Dizzy and sick, he tore at the trees, searching for the owner of the voice. It seemed to be above him, around him, surrounding him.
“And that,” the voice said, nearer now, as though just over his shoulder, as though inside of him, “led to the death of your beloved Loerwoei.”
Furious he turned again, raising his staff above his head, the bauble at its tip glowing with daggers. “Show yourself, dark magician.”
Spinning his staff in the darkness he struck at a tree just as he heard a quiet footstep behind him. He turned, weapon raised, to see the cloaked figure.
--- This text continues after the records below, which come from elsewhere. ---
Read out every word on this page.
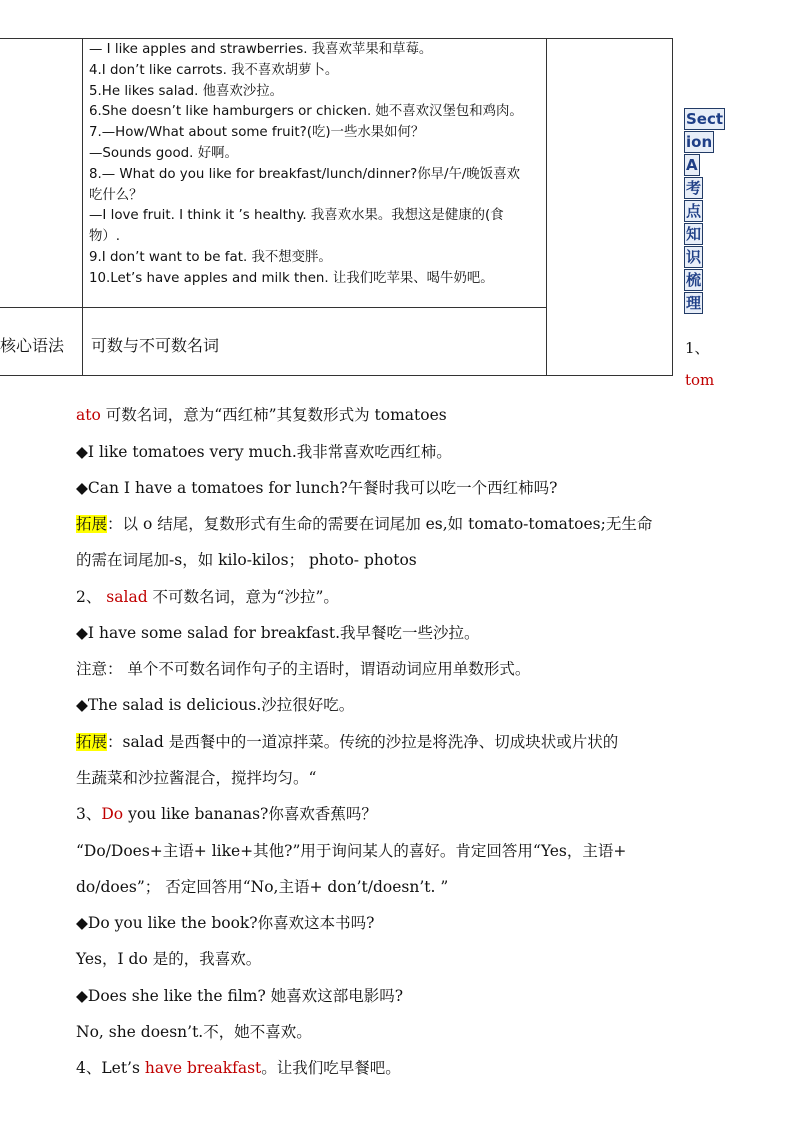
— I like apples and strawberries. 我喜欢苹果和草莓。
4.I don’t like carrots. 我不喜欢胡萝卜。
5.He likes salad. 他喜欢沙拉。
6.She doesn’t like hamburgers or chicken. 她不喜欢汉堡包和鸡肉。
7.—How/What about some fruit?(吃)一些水果如何？
—Sounds good. 好啊。
8.— What do you like for breakfast/lunch/dinner?你早/午/晚饭喜欢
吃什么？
—I love fruit. I think it ’s healthy. 我喜欢水果。我想这是健康的(食
物）.
9.I don’t want to be fat. 我不想变胖。
10.Let’s have apples and milk then. 让我们吃苹果、喝牛奶吧。
核心语法	可数与不可数名词
Sect
ion
A
考
点
知
识
梳
理
1、
tom
ato 可数名词，意为“西红柿”其复数形式为 tomatoes
◆I like tomatoes very much.我非常喜欢吃西红柿。
◆Can I have a tomatoes for lunch?午餐时我可以吃一个西红柿吗?
拓展：以 o 结尾，复数形式有生命的需要在词尾加 es,如 tomato-tomatoes;无生命
的需在词尾加-s，如 kilo-kilos； photo- photos
2、 salad 不可数名词，意为“沙拉”。
◆I have some salad for breakfast.我早餐吃一些沙拉。
注意： 单个不可数名词作句子的主语时，谓语动词应用单数形式。
◆The salad is delicious.沙拉很好吃。
拓展：salad 是西餐中的一道凉拌菜。传统的沙拉是将洗净、切成块状或片状的
生蔬菜和沙拉酱混合，搅拌均匀。“
3、Do you like bananas?你喜欢香蕉吗？
“Do/Does+主语+ like+其他?”用于询问某人的喜好。肯定回答用“Yes，主语+
do/does”； 否定回答用“No,主语+ don’t/doesn’t. ”
◆Do you like the book?你喜欢这本书吗?
Yes，I do 是的，我喜欢。
◆Does she like the film? 她喜欢这部电影吗?
No, she doesn’t.不，她不喜欢。
4、Let’s have breakfast。让我们吃早餐吧。
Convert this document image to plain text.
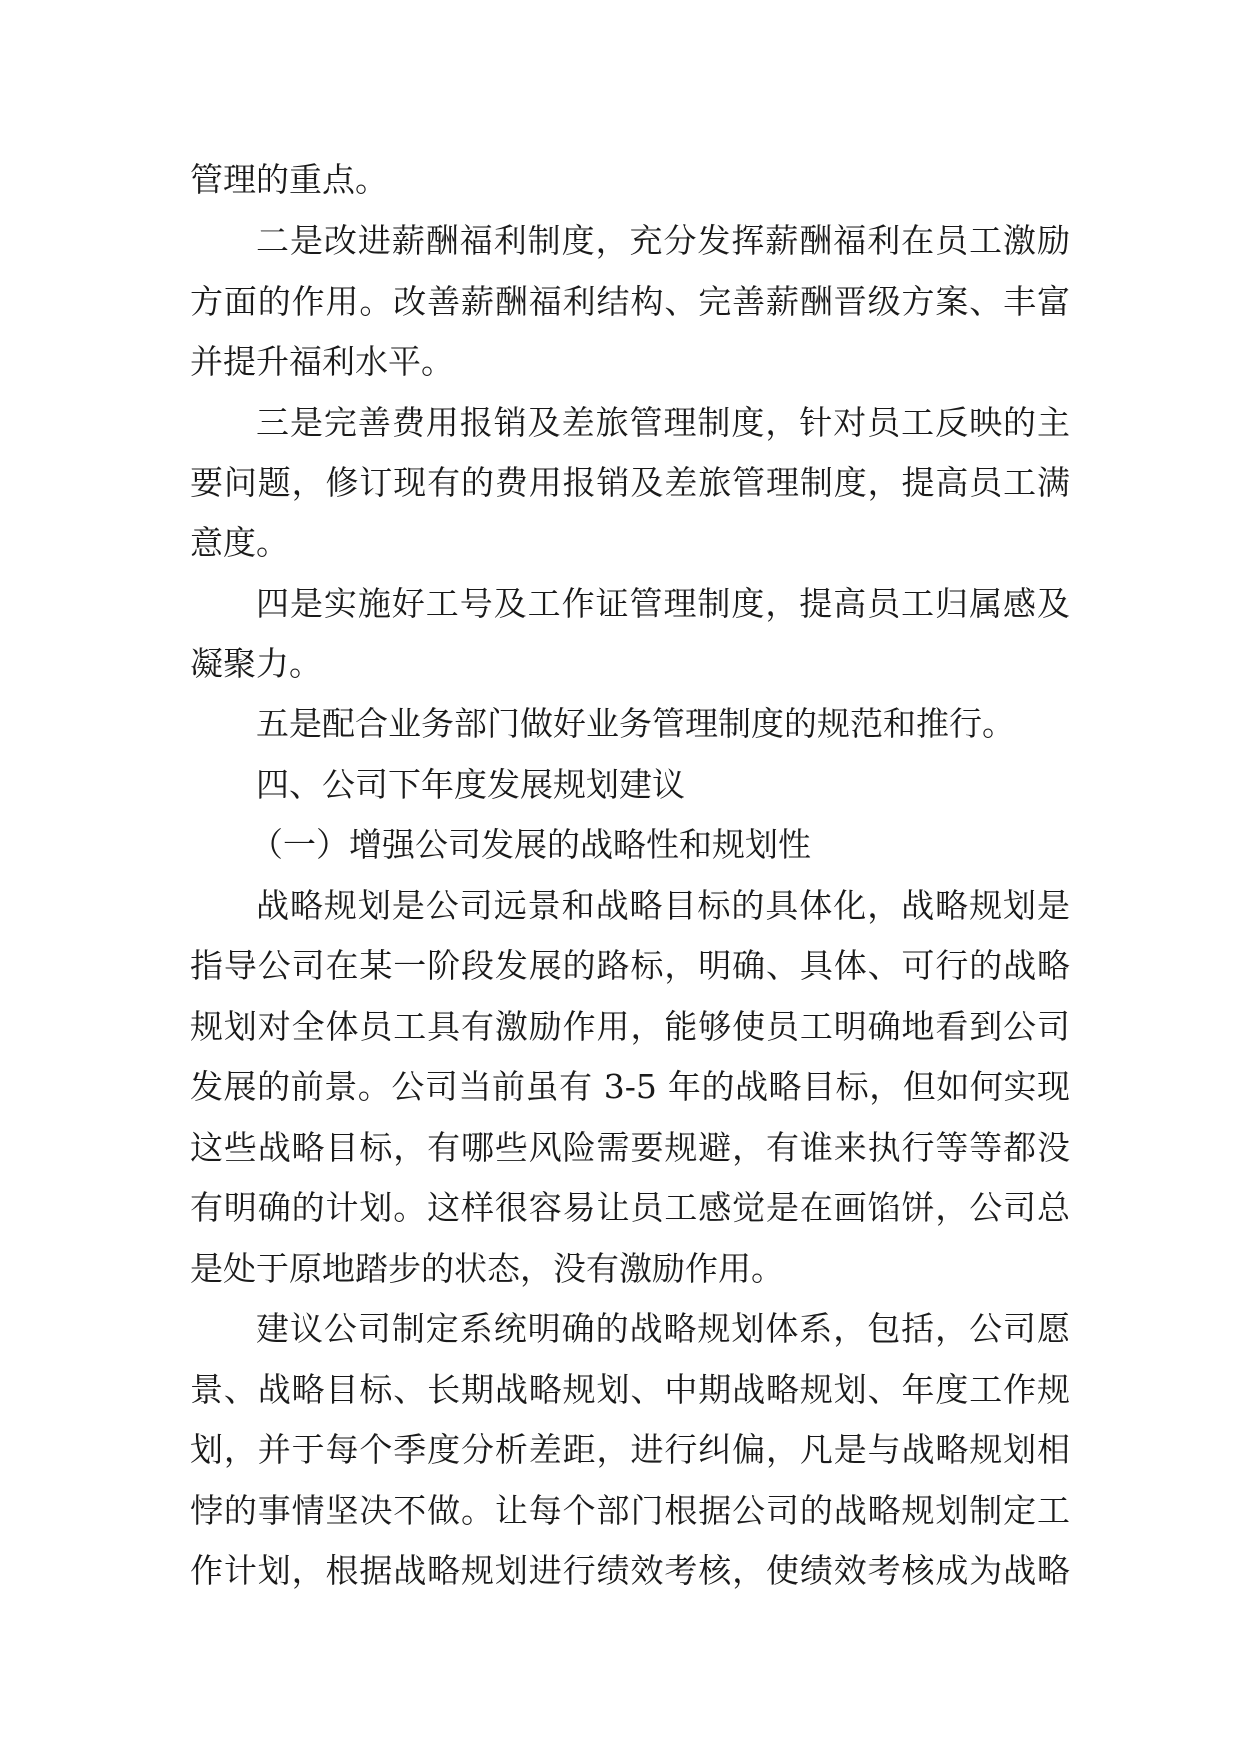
管理的重点。
二是改进薪酬福利制度，充分发挥薪酬福利在员工激励
方面的作用。改善薪酬福利结构、完善薪酬晋级方案、丰富
并提升福利水平。
三是完善费用报销及差旅管理制度，针对员工反映的主
要问题，修订现有的费用报销及差旅管理制度，提高员工满
意度。
四是实施好工号及工作证管理制度，提高员工归属感及
凝聚力。
五是配合业务部门做好业务管理制度的规范和推行。
四、公司下年度发展规划建议
（一）增强公司发展的战略性和规划性
战略规划是公司远景和战略目标的具体化，战略规划是
指导公司在某一阶段发展的路标，明确、具体、可行的战略
规划对全体员工具有激励作用，能够使员工明确地看到公司
发展的前景。公司当前虽有 3-5 年的战略目标，但如何实现
这些战略目标，有哪些风险需要规避，有谁来执行等等都没
有明确的计划。这样很容易让员工感觉是在画馅饼，公司总
是处于原地踏步的状态，没有激励作用。
建议公司制定系统明确的战略规划体系，包括，公司愿
景、战略目标、长期战略规划、中期战略规划、年度工作规
划，并于每个季度分析差距，进行纠偏，凡是与战略规划相
悖的事情坚决不做。让每个部门根据公司的战略规划制定工
作计划，根据战略规划进行绩效考核，使绩效考核成为战略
He leveled his staff at her and she pulled the cloak off of her head to reveal the face, not of his dead potion maker, but of another woman—hair and eyes in shadow, lips and nose white in the moonlight.
“Impetuous human witch,” he shouted, raising his staff to thrust a ball of energy at her.
She laughed. “Sorceress, I may well be, but human I am not entirely.”
As the golden ball of energy hurled toward her, a branch of a nearby tree seemed to bend in the wind, deflecting it.
Again, the girl laughed and again the king leveled his staff at her, gripping it hard.
Slowly, she raised her own staff. “The ridiculous dead wood of your staff can do nothing to me,” she said calmly. “My influence begins to exceed your own. And I am set on the destruction of your kingdom.”
He found he could no longer lift his staff as the woman transformed into twelve metallic cats who lunged at him.
He awoke on his bedroll, screaming. He could hear the band of wolves as they sprang up, running to him.